В ней одной есть спасенье, на нее и смотри,
Пока Крест, расширяясь, раздирает тебя изнутри.
Выходит, что и поэзия — занятие лишь для святого (если — «на разрыв аорты»). В итоге, Крест вошел в душу, как в плоть (как бы распятие изнутри), а пространство сгустилось в точку-звезду.
Стало уже почти трюизмом сравнивать Елену Шварц с Мариной Цветаевой, а поэзию Ольги Седаковой — с Анной Ахматовой, в то время, как обе современные поэтессы строят свои поэтики скорее на сознательном уходе от своих знаменитых предшественниц.
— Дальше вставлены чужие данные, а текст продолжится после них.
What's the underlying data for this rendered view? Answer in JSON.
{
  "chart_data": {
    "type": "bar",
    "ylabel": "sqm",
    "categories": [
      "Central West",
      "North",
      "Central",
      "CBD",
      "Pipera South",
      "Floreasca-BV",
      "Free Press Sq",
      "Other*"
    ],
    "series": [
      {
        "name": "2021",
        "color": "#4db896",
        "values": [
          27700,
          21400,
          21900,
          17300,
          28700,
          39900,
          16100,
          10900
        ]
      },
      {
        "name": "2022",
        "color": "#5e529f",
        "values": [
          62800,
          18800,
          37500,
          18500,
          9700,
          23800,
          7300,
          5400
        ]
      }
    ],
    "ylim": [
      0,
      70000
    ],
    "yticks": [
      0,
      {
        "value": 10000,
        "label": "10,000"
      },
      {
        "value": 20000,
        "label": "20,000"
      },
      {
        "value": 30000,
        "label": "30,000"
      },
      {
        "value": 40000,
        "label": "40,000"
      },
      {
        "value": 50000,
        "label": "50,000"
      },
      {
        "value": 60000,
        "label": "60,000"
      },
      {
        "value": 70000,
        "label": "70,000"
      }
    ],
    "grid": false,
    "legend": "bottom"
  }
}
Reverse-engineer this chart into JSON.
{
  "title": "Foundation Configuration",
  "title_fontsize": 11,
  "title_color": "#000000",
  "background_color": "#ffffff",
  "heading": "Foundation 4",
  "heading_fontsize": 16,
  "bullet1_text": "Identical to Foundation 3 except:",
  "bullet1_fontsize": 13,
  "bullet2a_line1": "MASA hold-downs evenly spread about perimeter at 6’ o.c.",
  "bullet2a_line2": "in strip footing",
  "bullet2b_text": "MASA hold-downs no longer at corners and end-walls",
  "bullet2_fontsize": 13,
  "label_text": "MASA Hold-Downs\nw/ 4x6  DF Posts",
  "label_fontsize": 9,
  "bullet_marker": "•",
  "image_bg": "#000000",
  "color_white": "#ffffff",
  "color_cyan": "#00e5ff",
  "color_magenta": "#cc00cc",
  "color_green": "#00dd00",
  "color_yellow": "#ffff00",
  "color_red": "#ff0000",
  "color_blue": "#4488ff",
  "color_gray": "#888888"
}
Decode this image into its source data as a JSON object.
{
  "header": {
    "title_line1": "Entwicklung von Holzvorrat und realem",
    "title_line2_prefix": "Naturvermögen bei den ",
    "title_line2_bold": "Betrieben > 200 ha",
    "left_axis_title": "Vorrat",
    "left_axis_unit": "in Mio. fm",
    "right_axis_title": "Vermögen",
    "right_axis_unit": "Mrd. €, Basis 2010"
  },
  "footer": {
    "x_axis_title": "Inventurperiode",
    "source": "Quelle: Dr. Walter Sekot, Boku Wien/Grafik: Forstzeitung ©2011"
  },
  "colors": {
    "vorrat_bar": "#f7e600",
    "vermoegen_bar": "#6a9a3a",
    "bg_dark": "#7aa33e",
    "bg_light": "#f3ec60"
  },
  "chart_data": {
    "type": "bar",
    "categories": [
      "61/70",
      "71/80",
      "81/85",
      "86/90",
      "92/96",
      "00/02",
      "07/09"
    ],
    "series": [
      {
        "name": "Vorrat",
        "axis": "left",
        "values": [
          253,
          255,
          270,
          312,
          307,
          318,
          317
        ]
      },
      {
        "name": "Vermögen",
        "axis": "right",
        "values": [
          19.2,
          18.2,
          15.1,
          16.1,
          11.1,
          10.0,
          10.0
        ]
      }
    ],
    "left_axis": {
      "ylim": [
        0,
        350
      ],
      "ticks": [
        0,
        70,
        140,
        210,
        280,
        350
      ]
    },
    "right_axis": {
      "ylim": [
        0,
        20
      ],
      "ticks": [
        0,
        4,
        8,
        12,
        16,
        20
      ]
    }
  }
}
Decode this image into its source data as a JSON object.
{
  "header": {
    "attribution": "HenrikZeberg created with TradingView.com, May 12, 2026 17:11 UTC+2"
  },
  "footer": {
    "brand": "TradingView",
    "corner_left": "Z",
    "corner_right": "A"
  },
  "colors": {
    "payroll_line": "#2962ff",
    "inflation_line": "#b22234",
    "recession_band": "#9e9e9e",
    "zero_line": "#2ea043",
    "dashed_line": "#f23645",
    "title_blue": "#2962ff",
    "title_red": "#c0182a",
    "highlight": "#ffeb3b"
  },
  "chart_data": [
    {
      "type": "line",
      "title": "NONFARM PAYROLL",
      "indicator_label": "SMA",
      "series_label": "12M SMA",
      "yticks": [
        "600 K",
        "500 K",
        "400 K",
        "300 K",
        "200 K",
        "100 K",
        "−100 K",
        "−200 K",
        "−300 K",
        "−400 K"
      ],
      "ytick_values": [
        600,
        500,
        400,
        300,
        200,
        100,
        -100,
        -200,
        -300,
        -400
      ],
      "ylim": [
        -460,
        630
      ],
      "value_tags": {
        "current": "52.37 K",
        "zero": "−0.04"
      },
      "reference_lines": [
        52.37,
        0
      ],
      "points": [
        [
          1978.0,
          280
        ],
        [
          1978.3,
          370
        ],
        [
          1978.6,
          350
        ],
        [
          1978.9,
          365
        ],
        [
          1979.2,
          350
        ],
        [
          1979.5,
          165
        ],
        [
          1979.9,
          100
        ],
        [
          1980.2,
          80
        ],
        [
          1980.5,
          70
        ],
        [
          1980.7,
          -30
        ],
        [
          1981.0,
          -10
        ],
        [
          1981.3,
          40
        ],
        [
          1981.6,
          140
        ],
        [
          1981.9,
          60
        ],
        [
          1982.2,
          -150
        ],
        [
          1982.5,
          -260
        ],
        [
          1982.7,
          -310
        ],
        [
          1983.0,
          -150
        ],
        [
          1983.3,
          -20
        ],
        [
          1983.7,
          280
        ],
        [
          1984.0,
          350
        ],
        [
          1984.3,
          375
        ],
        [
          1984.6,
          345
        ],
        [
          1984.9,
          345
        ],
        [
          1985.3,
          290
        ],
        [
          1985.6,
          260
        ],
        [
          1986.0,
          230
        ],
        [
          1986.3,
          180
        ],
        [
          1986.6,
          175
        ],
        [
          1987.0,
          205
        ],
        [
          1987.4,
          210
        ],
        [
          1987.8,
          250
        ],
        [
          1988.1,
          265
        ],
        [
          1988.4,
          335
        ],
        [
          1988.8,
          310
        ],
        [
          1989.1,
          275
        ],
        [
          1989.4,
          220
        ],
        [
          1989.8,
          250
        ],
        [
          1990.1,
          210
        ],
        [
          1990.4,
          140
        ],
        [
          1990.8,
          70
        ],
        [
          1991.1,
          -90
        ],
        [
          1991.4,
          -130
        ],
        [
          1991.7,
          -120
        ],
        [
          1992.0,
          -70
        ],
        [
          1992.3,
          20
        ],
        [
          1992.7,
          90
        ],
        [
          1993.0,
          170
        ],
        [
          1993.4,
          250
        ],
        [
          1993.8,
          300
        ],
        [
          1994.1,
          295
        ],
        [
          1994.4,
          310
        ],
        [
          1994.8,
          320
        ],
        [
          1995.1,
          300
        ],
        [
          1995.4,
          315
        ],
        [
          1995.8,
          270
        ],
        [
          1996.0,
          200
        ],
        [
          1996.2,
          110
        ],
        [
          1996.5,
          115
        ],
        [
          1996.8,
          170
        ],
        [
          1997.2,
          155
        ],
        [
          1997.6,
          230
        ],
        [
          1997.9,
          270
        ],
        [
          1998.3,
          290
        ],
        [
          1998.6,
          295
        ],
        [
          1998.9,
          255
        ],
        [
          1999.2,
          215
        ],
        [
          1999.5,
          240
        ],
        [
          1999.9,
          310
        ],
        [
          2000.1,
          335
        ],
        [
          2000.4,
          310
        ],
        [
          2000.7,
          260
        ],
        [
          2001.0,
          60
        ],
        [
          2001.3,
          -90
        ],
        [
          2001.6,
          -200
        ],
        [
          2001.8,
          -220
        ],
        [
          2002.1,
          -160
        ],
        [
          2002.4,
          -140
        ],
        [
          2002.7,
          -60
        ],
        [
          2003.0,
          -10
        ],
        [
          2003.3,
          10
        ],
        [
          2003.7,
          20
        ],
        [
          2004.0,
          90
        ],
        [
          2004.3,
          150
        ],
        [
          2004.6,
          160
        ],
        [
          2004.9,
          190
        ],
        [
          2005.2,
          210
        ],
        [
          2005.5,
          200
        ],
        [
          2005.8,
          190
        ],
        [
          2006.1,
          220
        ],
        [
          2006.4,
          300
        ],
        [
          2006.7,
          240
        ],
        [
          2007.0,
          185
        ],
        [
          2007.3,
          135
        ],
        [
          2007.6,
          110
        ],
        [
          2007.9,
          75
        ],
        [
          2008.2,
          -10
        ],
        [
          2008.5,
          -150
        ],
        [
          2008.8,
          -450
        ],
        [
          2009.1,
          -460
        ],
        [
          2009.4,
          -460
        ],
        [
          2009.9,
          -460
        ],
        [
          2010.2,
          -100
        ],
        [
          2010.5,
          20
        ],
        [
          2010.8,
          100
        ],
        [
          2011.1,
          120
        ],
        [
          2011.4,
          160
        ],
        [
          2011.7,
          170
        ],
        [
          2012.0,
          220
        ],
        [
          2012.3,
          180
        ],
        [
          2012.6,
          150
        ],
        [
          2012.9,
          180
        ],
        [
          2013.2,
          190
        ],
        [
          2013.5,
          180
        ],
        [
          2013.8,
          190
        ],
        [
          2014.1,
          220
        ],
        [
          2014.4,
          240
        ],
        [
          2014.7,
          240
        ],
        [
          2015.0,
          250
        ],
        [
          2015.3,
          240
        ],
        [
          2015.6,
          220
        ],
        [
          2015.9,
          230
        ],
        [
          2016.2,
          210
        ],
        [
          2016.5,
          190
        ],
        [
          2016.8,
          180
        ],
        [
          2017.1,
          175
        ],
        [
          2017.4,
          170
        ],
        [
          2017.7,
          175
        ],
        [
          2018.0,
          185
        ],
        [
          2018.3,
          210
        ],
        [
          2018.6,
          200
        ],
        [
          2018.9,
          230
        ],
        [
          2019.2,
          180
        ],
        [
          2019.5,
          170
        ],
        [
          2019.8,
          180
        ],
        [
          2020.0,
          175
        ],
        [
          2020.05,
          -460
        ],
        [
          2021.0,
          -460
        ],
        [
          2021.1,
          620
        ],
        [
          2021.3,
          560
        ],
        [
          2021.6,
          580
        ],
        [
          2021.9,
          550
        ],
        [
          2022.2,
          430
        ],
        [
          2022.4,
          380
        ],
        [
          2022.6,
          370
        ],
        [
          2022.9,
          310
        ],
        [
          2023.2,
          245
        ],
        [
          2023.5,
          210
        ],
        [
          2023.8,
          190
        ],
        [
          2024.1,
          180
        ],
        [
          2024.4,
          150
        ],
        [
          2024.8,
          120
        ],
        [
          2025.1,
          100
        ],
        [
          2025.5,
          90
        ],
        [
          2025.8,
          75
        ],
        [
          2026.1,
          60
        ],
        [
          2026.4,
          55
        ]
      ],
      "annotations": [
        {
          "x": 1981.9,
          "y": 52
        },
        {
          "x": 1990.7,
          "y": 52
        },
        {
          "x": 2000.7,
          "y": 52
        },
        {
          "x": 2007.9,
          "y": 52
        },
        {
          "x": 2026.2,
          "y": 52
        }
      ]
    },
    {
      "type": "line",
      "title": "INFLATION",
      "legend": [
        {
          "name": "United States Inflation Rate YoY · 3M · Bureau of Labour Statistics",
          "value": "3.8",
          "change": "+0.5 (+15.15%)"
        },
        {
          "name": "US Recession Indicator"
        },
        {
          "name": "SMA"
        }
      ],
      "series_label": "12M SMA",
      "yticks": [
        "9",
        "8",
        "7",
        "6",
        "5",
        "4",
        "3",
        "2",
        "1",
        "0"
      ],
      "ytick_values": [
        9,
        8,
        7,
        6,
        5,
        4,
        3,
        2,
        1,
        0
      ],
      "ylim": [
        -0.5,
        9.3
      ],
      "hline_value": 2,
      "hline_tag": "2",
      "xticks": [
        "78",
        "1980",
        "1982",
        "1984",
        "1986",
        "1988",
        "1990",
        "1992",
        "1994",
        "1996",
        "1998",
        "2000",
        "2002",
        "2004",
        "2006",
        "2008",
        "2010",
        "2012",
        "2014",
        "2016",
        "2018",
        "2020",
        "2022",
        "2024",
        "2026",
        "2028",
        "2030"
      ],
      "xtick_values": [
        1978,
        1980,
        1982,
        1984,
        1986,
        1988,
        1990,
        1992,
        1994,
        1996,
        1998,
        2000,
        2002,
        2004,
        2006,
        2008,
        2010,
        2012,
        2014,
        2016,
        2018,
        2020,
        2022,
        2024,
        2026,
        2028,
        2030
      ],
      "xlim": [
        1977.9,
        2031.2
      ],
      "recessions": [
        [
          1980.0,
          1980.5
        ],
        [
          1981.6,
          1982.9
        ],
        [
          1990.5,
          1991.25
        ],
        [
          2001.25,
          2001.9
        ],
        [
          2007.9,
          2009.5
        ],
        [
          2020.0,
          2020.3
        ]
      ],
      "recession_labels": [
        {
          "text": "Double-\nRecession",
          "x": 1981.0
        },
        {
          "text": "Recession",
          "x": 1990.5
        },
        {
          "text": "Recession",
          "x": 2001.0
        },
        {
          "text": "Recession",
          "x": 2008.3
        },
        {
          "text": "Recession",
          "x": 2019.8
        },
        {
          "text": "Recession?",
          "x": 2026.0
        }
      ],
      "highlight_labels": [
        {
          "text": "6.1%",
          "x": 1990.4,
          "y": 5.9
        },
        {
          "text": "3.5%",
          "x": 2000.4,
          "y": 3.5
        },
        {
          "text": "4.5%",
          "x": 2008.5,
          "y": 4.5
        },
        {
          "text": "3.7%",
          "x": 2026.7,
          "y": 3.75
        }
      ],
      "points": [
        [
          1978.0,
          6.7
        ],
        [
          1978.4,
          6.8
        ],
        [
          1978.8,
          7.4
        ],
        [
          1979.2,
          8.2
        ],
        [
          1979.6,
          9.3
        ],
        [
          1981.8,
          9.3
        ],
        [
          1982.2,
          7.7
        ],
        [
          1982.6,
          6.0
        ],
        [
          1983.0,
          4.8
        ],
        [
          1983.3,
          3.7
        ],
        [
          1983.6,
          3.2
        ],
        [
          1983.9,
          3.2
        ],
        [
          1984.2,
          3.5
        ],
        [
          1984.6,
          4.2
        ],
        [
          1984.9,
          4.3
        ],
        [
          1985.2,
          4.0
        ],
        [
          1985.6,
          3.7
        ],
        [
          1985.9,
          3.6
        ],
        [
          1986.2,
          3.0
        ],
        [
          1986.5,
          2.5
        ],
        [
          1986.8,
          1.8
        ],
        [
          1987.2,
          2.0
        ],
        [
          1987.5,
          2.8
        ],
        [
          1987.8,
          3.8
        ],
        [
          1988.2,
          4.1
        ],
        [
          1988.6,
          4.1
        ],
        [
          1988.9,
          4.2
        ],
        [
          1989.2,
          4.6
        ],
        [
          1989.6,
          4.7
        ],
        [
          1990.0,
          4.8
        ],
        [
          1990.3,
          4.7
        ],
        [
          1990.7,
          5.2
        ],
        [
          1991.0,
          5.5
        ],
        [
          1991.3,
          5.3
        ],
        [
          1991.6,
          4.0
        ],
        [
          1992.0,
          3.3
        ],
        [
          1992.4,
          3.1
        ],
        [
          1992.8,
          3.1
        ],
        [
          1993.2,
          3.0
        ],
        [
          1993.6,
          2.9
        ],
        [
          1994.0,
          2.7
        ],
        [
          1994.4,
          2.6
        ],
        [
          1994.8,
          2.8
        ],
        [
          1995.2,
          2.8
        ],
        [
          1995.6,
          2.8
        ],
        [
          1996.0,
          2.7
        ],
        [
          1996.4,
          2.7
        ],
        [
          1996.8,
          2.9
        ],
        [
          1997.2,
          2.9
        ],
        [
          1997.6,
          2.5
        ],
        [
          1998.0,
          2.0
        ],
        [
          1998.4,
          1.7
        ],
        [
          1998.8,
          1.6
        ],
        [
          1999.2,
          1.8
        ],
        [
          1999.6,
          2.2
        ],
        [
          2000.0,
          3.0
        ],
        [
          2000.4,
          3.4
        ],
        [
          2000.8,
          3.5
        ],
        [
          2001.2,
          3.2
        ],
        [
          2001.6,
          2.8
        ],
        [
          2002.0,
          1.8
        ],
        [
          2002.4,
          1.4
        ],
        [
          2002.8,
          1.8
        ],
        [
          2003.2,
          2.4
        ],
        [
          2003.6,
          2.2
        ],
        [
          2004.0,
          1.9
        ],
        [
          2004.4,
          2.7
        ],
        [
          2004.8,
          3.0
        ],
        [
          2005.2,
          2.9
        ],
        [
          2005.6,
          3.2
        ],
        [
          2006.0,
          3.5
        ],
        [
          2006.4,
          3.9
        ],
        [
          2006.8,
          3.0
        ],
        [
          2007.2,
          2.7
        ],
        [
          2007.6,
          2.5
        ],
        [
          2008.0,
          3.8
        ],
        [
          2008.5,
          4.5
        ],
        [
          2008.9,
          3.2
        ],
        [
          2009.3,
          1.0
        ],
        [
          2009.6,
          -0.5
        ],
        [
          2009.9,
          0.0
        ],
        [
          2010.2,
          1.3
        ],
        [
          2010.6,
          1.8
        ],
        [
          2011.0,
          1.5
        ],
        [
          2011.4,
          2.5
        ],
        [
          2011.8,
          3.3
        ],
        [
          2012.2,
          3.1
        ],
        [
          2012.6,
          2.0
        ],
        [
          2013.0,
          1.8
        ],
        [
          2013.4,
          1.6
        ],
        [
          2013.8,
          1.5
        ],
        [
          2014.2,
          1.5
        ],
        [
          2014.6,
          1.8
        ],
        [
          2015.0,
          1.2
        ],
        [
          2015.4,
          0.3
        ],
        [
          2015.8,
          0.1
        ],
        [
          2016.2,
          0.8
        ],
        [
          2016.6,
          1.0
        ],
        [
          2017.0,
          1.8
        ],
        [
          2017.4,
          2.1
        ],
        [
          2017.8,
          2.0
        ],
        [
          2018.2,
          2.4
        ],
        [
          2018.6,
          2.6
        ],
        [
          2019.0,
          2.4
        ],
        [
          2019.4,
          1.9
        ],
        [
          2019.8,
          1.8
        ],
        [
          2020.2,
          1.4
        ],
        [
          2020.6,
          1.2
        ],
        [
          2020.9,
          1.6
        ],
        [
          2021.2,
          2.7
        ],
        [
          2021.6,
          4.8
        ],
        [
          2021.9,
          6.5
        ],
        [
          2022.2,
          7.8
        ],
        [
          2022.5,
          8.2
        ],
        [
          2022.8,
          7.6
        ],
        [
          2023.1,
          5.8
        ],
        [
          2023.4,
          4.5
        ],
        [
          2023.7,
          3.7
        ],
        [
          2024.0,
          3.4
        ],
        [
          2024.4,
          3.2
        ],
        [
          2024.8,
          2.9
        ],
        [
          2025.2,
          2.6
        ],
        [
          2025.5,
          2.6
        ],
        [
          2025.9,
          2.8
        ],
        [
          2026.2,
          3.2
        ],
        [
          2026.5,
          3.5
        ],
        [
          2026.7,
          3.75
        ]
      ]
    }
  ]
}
Очевидно, наиболее близка поэтике Ахматовой книга О. Седаковой «Дикий шиповник», особенно цикл «Восемь восьмистиший»:
Полумертвый палач улыбнется —
и начнутся большие дела.
И скрипя, как всегда, повернется
колесо допотопного зла.
Погляди же и выкушай страха
да покрепче язык прикуси.
И из рук поругателей праха
полусытого хлеба проси.
Есть, однако, и заметные отступления, как в ритмическом смысле, так и в словоупотреблении: «выкушай страха», «полусытого хлеба». Если тематически эти стихи близки и «Реквиему», и стихам «Когда погребают эпоху,/ Надгробный псалом не звучит» («Август 1940»), интонационно «Восьмистишия» близки также к О. Мандельштаму, впрочем, не только к одноименному циклу, но и к «Стихам о неизвестном солдате»:
Погляди, как народ умирает,
и согласен во сне, и умрет.
Как он кнут по себе выбирает,
над собой надругавшийся сброд.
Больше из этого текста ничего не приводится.